Another two weeks passed. On a bright afternoon in mid-September, I took my last swim of the year. The leaves were pouring down; the water was cold as ice under a thinning autumn sun. Around the lake, the woods flamed with a thousand hues of red and orange. I did my laps quickly, my mind on nothing, and when I was done I spread a towel on the dock to give my skin a final taste of summer.

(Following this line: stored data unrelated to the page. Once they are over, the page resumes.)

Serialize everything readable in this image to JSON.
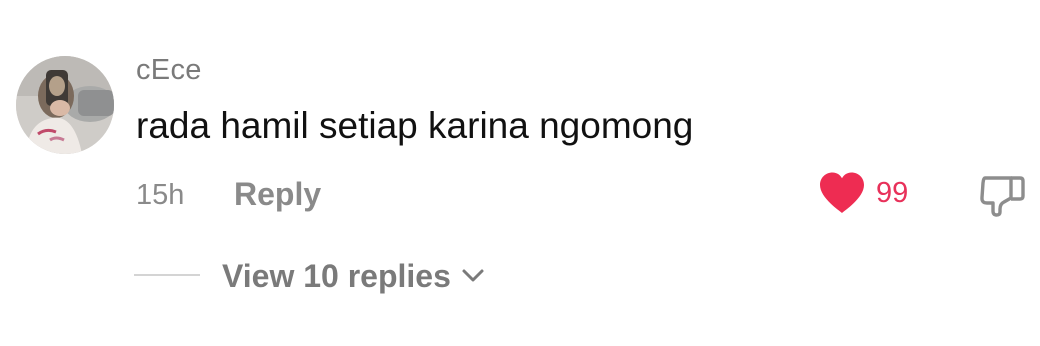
{
  "comment": {
    "username": "cEce",
    "text": "rada hamil setiap karina ngomong",
    "time": "15h",
    "reply_label": "Reply",
    "like_count": "99",
    "liked": true,
    "like_color": "#e8315a"
  },
  "replies": {
    "label": "View 10 replies"
  },
  "icons": {
    "like": "heart-icon",
    "dislike": "thumbs-down-icon",
    "expand": "chevron-down-icon"
  }
}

I might have slept awhile, and dreamed, or else my thoughts were simply drifting, pushed by the currents of heat that moved along my body. I thought of my first night in my apartment in Portland, and the aurora borealis I had watched from the window in March, that curtain of shimmering, angelic light; I thought of Joe, disappearing up the gangplank of the Jenny-Smith, his footsteps echoing on the cold metal, and the winter sun in the curtains of the motel room where I awoke two days later; and Harry rising from the water to kiss me. A hundred images from my life, and then a hundred more, unspooling like film in the clicky projector, the sound growing louder and louder until I knew it was my heart, clicking in my chest; and beneath it the feeling, almost beyond words, that something new was moving inside me: something was happening, something was coming near. What in the world?

I sat bolt upright, too fast. My head felt weightless, made of air. A black wave rose to my throat, and the next thing I knew was the world turned upside down as I hung my head over the edge of the dock to vomit; and what the third thing was.